Тот на дыбы. Что, дескать, зарно? А вообще, какое твое дело! Молишься своему богу – вот и молись, а ко мне в душу не лезь.
– Да ты не взъедайся – гли-ка как разошелся! Я ведь дело говорю, – вздыхает Фрол.
А вечером, выйдя к жерденнику, за которым находился дом Ерёмы, и, увидев соседа, Фрол скажет:
– Я седни Толяна хотел в пузырь загнать, так рассердился – беда прямо… Ведь пропадет паря, ей-бо, пропадет. За ним догляд нужон, но кто будет доглядать? Была бы хоть
У Фрола говор особый. Вроде и по-русски говорит, но как-то больно вычурно. И все равно его понимаешь. Христя, пожив с мужем несколько годков, тоже заговорила по-старинному. Бывало, скажет: здор вместо вздор или там – здохлый вместо дохлый. Люди дивятся: и когда нахваталась? Но ведь говорят же: с кем поведешься, от того и наберешься.
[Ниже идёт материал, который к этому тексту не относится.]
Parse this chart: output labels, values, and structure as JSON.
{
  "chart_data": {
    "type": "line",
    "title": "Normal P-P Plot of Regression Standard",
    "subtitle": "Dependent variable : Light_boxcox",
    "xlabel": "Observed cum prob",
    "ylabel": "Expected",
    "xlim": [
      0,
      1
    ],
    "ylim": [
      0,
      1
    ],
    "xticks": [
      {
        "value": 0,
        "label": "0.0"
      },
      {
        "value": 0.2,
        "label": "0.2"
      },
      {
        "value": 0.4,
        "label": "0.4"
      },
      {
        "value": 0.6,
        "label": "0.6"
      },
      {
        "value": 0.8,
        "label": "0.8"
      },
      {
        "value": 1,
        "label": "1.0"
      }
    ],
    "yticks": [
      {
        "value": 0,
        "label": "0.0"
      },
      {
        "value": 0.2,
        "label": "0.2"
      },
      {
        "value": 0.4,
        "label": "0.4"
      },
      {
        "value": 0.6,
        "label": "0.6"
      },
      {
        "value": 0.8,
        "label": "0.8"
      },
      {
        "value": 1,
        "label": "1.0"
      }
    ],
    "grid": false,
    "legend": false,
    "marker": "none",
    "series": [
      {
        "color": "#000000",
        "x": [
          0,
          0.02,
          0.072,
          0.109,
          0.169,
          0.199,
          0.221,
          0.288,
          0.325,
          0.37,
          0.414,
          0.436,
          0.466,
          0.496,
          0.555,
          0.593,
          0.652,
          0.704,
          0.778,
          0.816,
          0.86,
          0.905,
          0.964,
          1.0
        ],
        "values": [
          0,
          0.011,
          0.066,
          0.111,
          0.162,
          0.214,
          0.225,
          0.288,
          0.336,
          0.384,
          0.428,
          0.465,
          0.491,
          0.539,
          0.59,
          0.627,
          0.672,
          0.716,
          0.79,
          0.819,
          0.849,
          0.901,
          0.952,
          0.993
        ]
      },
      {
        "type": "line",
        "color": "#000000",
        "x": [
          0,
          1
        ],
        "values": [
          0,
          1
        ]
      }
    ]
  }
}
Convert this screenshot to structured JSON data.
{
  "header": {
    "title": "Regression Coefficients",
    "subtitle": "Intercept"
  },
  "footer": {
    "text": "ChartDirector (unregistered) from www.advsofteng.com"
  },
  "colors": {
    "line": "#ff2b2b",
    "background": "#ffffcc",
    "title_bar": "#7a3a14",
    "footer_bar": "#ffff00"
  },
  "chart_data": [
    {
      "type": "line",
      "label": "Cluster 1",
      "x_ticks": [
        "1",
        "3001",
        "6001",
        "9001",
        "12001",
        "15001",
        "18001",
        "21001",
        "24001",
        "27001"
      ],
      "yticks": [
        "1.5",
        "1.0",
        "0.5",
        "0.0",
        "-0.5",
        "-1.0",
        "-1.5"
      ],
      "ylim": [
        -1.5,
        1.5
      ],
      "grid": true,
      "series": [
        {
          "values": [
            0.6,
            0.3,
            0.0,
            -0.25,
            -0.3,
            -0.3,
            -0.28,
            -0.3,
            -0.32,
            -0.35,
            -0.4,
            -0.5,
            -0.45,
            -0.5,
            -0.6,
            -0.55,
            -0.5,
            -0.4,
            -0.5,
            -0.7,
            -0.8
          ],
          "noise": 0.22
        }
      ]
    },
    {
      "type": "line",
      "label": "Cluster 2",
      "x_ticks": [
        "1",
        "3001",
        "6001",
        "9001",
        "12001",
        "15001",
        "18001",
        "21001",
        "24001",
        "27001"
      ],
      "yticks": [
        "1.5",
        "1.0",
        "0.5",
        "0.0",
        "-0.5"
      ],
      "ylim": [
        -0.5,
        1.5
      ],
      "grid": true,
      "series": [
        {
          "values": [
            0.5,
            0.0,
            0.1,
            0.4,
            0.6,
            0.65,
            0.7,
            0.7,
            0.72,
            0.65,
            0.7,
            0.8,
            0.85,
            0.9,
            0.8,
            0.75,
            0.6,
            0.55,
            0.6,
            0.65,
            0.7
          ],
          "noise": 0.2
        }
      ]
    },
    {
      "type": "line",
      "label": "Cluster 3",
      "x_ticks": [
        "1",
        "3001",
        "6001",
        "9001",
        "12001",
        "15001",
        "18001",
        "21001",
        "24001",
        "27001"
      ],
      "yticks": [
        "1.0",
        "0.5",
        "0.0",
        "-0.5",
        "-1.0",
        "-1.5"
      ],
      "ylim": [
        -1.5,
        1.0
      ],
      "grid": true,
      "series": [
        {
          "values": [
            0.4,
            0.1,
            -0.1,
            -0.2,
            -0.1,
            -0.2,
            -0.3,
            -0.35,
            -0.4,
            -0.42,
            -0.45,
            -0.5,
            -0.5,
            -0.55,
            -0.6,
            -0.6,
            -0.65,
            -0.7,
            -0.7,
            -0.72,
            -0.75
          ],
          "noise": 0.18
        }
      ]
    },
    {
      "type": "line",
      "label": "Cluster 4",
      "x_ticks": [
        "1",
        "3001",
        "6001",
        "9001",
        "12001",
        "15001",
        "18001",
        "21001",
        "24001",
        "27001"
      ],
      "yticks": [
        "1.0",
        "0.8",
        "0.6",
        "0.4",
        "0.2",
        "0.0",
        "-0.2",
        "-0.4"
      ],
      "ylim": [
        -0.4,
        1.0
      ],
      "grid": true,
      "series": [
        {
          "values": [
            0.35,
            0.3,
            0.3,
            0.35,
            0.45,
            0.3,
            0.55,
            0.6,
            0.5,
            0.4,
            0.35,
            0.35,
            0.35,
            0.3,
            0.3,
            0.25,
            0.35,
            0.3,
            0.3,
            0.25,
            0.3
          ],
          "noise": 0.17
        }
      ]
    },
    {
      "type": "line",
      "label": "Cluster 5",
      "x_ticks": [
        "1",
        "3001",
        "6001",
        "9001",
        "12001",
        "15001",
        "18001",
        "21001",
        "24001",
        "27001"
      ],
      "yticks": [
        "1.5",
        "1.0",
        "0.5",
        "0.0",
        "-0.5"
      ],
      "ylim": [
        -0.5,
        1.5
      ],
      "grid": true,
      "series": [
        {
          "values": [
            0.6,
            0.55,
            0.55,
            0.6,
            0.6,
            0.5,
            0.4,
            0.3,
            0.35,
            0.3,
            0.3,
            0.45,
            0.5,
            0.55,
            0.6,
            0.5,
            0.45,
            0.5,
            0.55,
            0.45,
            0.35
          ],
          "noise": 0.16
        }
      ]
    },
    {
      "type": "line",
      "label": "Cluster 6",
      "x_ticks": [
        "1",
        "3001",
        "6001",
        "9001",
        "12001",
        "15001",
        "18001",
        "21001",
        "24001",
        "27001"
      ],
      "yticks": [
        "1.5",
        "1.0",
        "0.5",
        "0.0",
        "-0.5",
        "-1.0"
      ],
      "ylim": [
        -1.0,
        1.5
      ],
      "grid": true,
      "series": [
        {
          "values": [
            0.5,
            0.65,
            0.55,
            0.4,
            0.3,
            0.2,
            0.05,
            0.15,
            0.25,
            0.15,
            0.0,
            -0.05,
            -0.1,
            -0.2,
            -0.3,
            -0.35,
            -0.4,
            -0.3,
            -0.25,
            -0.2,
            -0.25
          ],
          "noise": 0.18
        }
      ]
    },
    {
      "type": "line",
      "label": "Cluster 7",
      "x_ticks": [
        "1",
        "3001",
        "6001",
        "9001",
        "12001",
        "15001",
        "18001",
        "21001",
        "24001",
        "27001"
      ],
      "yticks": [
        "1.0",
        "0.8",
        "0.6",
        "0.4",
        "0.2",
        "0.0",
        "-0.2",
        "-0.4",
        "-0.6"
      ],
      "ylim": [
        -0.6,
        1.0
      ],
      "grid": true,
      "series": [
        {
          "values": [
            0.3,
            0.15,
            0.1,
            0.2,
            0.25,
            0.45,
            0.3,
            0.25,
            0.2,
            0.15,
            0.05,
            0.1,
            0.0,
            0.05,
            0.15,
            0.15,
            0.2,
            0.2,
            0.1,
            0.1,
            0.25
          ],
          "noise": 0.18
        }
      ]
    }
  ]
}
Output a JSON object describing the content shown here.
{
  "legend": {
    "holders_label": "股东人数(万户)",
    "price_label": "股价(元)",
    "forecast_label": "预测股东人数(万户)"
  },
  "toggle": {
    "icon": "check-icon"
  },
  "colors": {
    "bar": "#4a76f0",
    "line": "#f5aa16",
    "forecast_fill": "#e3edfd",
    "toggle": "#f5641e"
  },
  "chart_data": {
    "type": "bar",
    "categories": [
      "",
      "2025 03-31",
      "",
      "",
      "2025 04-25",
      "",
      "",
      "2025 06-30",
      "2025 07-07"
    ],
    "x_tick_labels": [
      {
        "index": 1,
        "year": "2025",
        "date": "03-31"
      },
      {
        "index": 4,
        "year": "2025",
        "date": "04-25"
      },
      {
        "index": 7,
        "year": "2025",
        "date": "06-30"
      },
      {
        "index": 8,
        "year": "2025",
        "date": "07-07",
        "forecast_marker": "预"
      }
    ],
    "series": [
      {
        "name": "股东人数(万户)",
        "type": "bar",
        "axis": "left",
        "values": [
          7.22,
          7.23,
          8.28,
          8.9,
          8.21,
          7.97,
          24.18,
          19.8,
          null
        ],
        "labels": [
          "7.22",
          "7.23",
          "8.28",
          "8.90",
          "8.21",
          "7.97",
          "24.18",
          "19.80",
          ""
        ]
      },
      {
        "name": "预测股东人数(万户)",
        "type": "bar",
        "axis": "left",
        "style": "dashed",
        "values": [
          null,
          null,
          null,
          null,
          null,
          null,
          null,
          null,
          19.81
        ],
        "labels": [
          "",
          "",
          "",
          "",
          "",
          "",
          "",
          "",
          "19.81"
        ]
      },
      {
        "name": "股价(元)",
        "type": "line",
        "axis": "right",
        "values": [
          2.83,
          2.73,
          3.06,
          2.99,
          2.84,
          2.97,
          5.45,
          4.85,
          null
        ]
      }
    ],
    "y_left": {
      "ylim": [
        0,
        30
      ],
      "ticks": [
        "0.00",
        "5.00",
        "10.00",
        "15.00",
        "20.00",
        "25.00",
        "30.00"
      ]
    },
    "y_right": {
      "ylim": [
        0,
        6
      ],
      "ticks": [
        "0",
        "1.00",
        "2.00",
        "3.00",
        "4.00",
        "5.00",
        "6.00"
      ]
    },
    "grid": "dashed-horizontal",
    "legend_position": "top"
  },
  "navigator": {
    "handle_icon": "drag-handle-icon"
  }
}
А про гроб Фрол не зря вспомнил. Ведь и в самом деле парень пошел вразнос. Так что не ровен час…
Ерёме и объяснять ничего не надо было – он и без того все понимал. Почитай, половины его друзей детства уже нет в живых. А годы-то ведь еще небольшие – недавно лишь за тридцатник перевалило. И все эта водка, будь она трижды неладна. Нет, конечно, и он выпить был не прочь, но только никогда до соплей не напивался. А тут прочитал где-то, что тунгусские племена по своей внутренней крепи сильно уступают другим, что их организм плохо противостоит алкоголю, так вообще испугался. Вот, дескать, как, а я-то думаю: отчего это мой народ так быстро спивается? Оказывается, слаб он кишками. Значит, и не надо пить. Вон пастухи – им легче. Уйдут в тайгу и про водку забудут. Только лишь по праздникам и напиваются. Правда, после этих праздников никак в тайгу не хотят идти – давай им еще араки. Насилу начальству удается сопроводить их на ягеля. Но уедут – и забудутся. В работе ведь все забывается.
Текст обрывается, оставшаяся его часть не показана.